異国の風へ飛び立っていく大きな鳥だけが、力強く惹きつけるばかりだ。
どうして、何も話さないのか、互いに氣にすることもない。ただ、隣にいることがずっと当たり前だったように、私たちが感じているものが音を伝わずして手に取れるからだ。
赤い空から一羽の黒い鳥が今度は視界の端で、近づいていた。
するとそのカラスは、私の隣に舞い降りてきた。
「わっ」
すこし驚いて、颯馬の方によろけた。彼はその様子に氣づいて、転ばないように支えてくれた。
「大丈夫か?」
「う、うん。ビックリした。こんなに近くにカラスが降りてくると思わなかった」
「ほんま、めずらしいな」
カラスは、しばらく私たちを眺めると、ぴょんぴょんと近づいてきて、一声、二声をあげた。そのときに、かすかにカラスの言葉が響いた。
――よう、こそ……ニシの……ソラへ。
「ゆず葉、もしかしてカラスが何しゃべっとるんか聞こえたん?」
「うん。ようこそっていってる。私のこと歓迎してるみたい」
「すごいやないか。まだ、言葉わかるんやな。小さいころと、変わらんな」
颯馬が微笑んで、私の顔をのぞき込んでくる。支えてくれてた腕から離れても、肌に触れた熱がピタリと離れない。

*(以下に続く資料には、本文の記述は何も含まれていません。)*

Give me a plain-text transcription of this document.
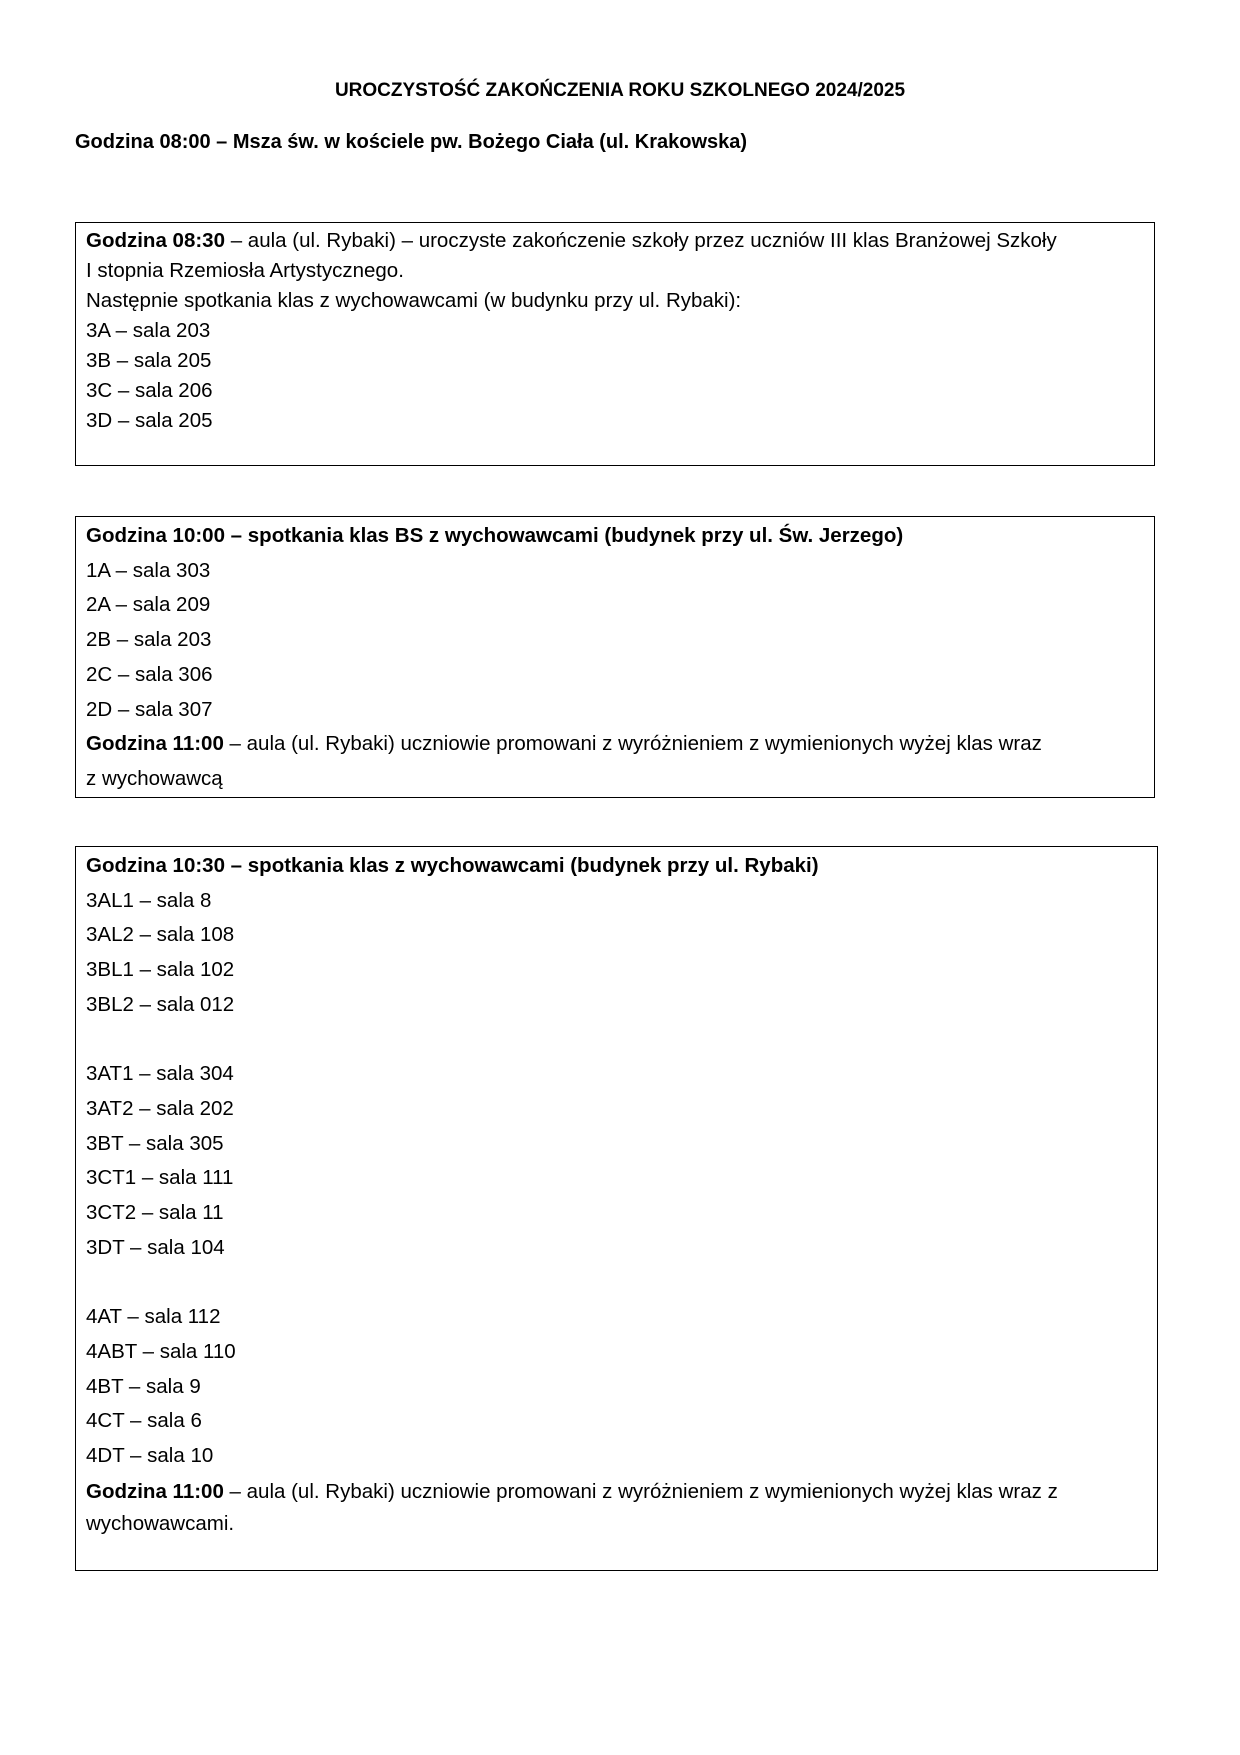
UROCZYSTOŚĆ ZAKOŃCZENIA ROKU SZKOLNEGO 2024/2025
Godzina 08:00 – Msza św. w kościele pw. Bożego Ciała (ul. Krakowska)
Godzina 08:30 – aula (ul. Rybaki) – uroczyste zakończenie szkoły przez uczniów III klas Branżowej Szkoły
I stopnia Rzemiosła Artystycznego.
Następnie spotkania klas z wychowawcami (w budynku przy ul. Rybaki):
3A – sala 203
3B – sala 205
3C – sala 206
3D – sala 205
Godzina 10:00 – spotkania klas BS z wychowawcami (budynek przy ul. Św. Jerzego)
1A – sala 303
2A – sala 209
2B – sala 203
2C – sala 306
2D – sala 307
Godzina 11:00 – aula (ul. Rybaki) uczniowie promowani z wyróżnieniem z wymienionych wyżej klas wraz
z wychowawcą
Godzina 10:30 – spotkania klas z wychowawcami (budynek przy ul. Rybaki)
3AL1 – sala 8
3AL2 – sala 108
3BL1 – sala 102
3BL2 – sala 012
3AT1 – sala 304
3AT2 – sala 202
3BT – sala 305
3CT1 – sala 111
3CT2 – sala 11
3DT – sala 104
4AT – sala 112
4ABT – sala 110
4BT – sala 9
4CT – sala 6
4DT – sala 10
Godzina 11:00 – aula (ul. Rybaki) uczniowie promowani z wyróżnieniem z wymienionych wyżej klas wraz z
wychowawcami.
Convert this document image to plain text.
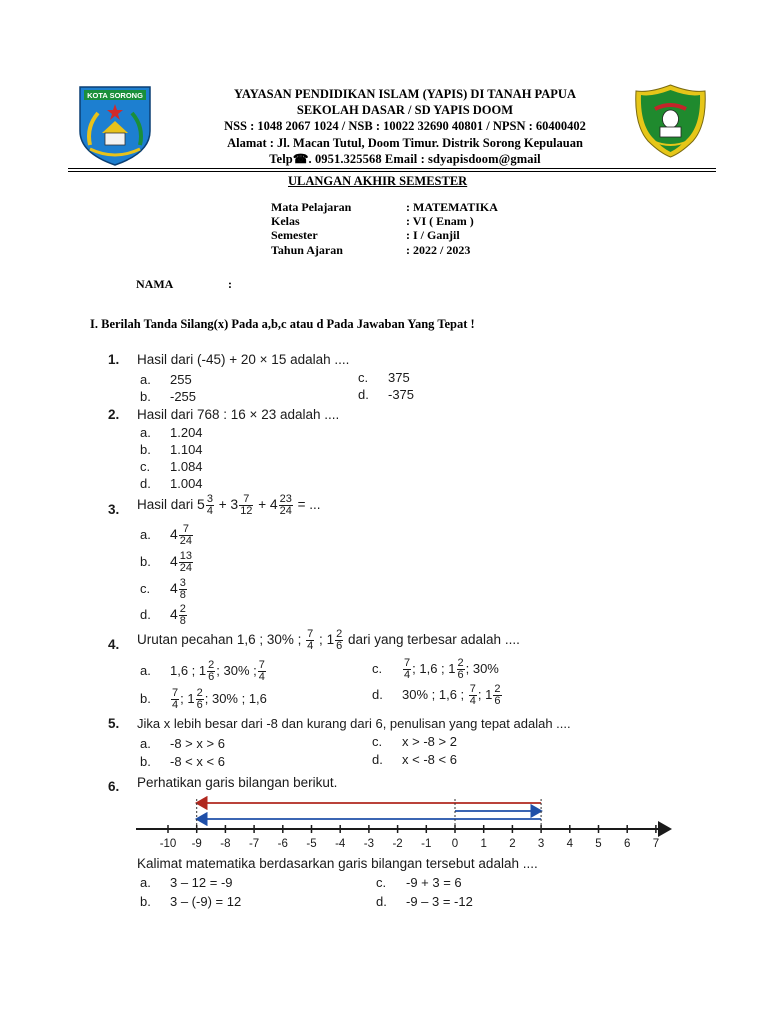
KOTA SORONG	YAYASAN PENDIDIKAN ISLAM (YAPIS) DI TANAH PAPUA
SEKOLAH DASAR / SD YAPIS DOOM
NSS : 1048 2067 1024 / NSB : 10022 32690 40801 / NPSN : 60400402
Alamat : Jl. Macan Tutul, Doom Timur. Distrik Sorong Kepulauan
Telp☎. 0951.325568 Email : sdyapisdoom@gmail
ULANGAN AKHIR SEMESTER
Mata Pelajaran	: MATEMATIKA
Kelas	: VI ( Enam )
Semester	: I / Ganjil
Tahun Ajaran	: 2022 / 2023
NAMA	:
I. Berilah Tanda Silang(x) Pada a,b,c atau d Pada Jawaban Yang Tepat !
1. Hasil dari (-45) + 20 × 15 adalah ....
a. 255
b. -255
c. 375
d. -375
2. Hasil dari 768 : 16 × 23 adalah ....
a. 1.204
b. 1.104
c. 1.084
d. 1.004
3. Hasil dari $5 \frac{3}{4} + 3 \frac{7}{12} + 4 \frac{23}{24}$ = ...
a. $4 \frac{7}{24}$
b. $4 \frac{13}{24}$
c. $4 \frac{3}{8}$
d. $4 \frac{2}{8}$
4. Urutan pecahan 1,6 ; 30% ; $\frac{7}{4}$ ; $1 \frac{2}{6}$ dari yang terbesar adalah ....
a. 1,6 ; $1 \frac{2}{6}$ ; 30% ; $\frac{7}{4}$
b. $\frac{7}{4}$ ; $1 \frac{2}{6}$ ; 30% ; 1,6
c. $\frac{7}{4}$ ; 1,6 ; $1 \frac{2}{6}$ ; 30%
d. 30% ; 1,6 ; $\frac{7}{4}$ ; $1 \frac{2}{6}$
5. Jika x lebih besar dari -8 dan kurang dari 6, penulisan yang tepat adalah ....
a. -8 > x > 6
b. -8 < x < 6
c. x > -8 > 2
d. x < -8 < 6
6. Perhatikan garis bilangan berikut.
-10 -9 -8 -7 -6 -5 -4 -3 -2 -1 0 1 2 3 4 5 6 7
Kalimat matematika berdasarkan garis bilangan tersebut adalah ....
a. 3 – 12 = -9
b. 3 – (-9) = 12
c. -9 + 3 = 6
d. -9 – 3 = -12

「でも、だいぶ聞こえなくなってきてるような氣がする」
「誰でも理解できるわけやないからな。力は弱くなってるかもしれんけど、ゆず葉の特別な能力や。大事にしときや」
「そうだね」
カラスは私たちの会話を聞いてから、また空へと帰っていった。動物が助けてほしくて、私のところへよって来ることは昔から何度かあった。久しぶりに近づいてみると、人よりも利口な生き物たちのように感じる。もっとも、カラスに歓迎されたのははじめてだったが。
颯馬が、そろそろ帰ろうと促してきたので、私たちはバスに乗り、颯馬の社宅の最寄り駅まで向かうことにした。東北の景色とはちがい、空も街も空氣も、そして生き物たちも賑やかな夜を迎えようとしていた。